Accidental ingestion of the material may be harmful; animal experiments indicate that ingestion of less than 150 gram may be fatal or may produce serious damage to the health of the individual.
There is evidence that material may produce eye irritation in some persons and produce eye damage 24 hours or more after instillation. Severe inflammation may be expected with pain. There may be damage to the cornea. Unless treatment is prompt and adequate there may be permanent loss of vision. Conjunctivitis can occur following repeated exposure.
There is some evidence to suggest that the material may cause moderate inflammation of the skin either following direct contact or after a delay of some time. Repeated exposure can cause contact dermatitis which is characterized by redness, swelling and blistering. Skin contact is not thought to produce harmful health effects (as classified using animal models). Systemic harm, however, has been identified following exposure of animals by at least one other route and the material may still produce health damage following entry through wounds, lesions or abrasions. Good hygiene practice requires that exposure be kept to a minimum and that suitable gloves be used in an occupational setting. Solution of material in moisture on the skin, or perspiration, mayincrease irritant effects. Entry into the blood-stream, through, for example, cuts, abrasions or lesions, may produce systemic injury with harmful effects. Examine the skin prior to the use of the material and ensure that any external damage is suitably protected.
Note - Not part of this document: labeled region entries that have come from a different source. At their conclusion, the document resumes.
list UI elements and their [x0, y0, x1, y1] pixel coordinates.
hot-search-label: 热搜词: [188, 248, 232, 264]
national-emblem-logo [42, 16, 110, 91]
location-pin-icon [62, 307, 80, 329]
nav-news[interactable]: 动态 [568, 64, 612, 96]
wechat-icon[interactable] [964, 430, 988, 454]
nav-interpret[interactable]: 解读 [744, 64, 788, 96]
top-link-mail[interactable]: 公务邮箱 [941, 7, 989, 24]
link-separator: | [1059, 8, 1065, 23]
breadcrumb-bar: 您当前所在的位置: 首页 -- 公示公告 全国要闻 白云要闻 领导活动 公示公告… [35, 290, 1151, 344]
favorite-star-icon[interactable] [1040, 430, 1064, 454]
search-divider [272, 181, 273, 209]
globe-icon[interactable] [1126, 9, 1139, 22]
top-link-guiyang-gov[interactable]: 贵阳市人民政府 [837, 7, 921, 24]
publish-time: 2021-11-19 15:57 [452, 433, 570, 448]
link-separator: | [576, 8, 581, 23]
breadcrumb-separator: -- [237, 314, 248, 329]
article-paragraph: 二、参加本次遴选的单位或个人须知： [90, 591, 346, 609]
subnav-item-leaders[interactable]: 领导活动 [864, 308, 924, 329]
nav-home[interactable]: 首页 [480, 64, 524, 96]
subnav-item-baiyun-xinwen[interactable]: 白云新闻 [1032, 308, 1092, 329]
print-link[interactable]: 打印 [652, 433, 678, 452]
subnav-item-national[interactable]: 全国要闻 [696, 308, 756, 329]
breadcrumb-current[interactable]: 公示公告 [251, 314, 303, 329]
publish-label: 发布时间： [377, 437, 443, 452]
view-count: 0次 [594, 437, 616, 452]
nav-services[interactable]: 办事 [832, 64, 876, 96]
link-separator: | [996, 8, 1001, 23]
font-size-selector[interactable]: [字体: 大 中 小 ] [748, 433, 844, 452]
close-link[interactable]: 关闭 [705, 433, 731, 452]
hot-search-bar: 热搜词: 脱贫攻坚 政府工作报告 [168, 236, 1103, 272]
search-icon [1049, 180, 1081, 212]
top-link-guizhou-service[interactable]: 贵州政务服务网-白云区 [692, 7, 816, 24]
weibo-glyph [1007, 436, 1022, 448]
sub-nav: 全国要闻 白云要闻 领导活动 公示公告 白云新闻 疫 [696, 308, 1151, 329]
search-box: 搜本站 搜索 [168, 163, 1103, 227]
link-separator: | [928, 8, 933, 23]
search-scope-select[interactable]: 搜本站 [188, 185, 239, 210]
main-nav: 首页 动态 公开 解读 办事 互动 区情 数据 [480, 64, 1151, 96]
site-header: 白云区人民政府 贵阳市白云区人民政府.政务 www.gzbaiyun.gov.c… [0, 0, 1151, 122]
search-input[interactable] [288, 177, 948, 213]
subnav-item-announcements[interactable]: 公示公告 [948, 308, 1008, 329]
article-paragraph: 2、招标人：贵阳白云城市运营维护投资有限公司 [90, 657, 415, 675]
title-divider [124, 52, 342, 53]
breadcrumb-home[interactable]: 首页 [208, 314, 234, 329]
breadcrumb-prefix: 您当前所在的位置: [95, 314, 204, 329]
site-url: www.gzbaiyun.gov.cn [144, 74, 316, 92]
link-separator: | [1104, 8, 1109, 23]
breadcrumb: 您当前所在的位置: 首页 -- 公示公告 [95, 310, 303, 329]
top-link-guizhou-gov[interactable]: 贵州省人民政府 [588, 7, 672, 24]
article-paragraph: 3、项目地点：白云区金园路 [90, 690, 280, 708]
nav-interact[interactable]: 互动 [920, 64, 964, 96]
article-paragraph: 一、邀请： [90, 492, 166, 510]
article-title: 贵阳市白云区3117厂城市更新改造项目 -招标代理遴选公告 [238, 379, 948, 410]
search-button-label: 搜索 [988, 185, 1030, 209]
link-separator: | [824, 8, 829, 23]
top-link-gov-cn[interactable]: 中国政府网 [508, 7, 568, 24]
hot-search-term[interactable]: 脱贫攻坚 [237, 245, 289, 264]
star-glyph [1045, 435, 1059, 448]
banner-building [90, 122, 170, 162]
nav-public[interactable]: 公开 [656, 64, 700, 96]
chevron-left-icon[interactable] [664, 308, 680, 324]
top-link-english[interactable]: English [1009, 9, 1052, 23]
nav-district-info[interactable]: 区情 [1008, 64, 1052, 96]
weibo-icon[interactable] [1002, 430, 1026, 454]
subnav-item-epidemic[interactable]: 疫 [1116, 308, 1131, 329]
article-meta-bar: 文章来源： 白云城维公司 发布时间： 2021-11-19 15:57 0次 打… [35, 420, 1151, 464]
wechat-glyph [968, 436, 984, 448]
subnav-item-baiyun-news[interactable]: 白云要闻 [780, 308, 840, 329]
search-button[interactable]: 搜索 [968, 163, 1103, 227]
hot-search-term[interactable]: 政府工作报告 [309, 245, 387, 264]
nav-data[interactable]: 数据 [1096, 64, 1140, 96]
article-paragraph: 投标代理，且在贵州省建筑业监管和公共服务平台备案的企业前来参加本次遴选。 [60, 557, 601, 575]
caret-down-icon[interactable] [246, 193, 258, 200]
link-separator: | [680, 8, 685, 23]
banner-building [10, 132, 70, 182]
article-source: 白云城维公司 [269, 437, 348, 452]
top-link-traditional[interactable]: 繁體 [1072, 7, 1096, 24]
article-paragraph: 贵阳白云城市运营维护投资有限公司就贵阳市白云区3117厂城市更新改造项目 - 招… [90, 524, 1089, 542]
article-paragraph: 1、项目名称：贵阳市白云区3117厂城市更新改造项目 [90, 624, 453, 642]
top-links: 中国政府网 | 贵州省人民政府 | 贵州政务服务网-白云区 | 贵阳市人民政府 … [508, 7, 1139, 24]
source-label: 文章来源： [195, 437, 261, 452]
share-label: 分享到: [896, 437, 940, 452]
The material is not thought to produce either adverse health effects or irritation of the respiratory tract following inhalation (as classified using animal models). Nevertheless, adverse effects have been produced following exposure of animals by at least one other route and good hygiene practice requires that exposure be kept to a minimum and that suitable control measures be used in an occupational setting.
There has been some concern that this material can cause cancer or mutations but there is not enough data to make an assessment. Limited evidence suggests that repeated or long-term occupational exposure may produce cumulative health effects involving organs or biochemical systems. Inhalation of dusts containing crystalline silicas may lead to silicosis. Effects are cumulative, with scarring, impairment of breathing, emphysema, and restriction and obstruction of lung function. Chronic symptoms include decreased lung capacity and chest infections. Scarring often does not appear until after many months of exposure, and smoking increases the risk. Silicosis can progress even when exposure is removed. It has been claimed that silicosis can increase the risk of cancer of the lung and bronchi developing. Some jurisdictions require health surveillance be conducted on workers occupationally exposed to crystalline silica. Repeated exposures, in an occupational setting, to high levels of fine- divided dusts may produce a condition known as pneumoconiosis which is the lodgement of any inhaled dusts in the lung irrespective of the effect. This is particularly true when a significant number of particles less than 0.5 microns (1/50,000 inch), are present. Lung shadows are seen in the X-ray. Symptoms of pneumoconiosis may include a progressive dry cough, shortness of breath on exertion, increased chest expansion, weakness and weight loss. As the disease progresses the cough produces a stringy mucous, vital capacity decreases further and shortness of breath becomes more severe. Pneumoconiosis is the accumulation of dusts in the lungs and the tissue reaction in its presence. It is further classified as being of noncollagenous or collagenous types. Noncollagenous pneumoconiosis, the benign form, is identified by minimal stromal reaction, consists mainly of reticulin fibres, an intact alveolar architecture and is potentially reversible.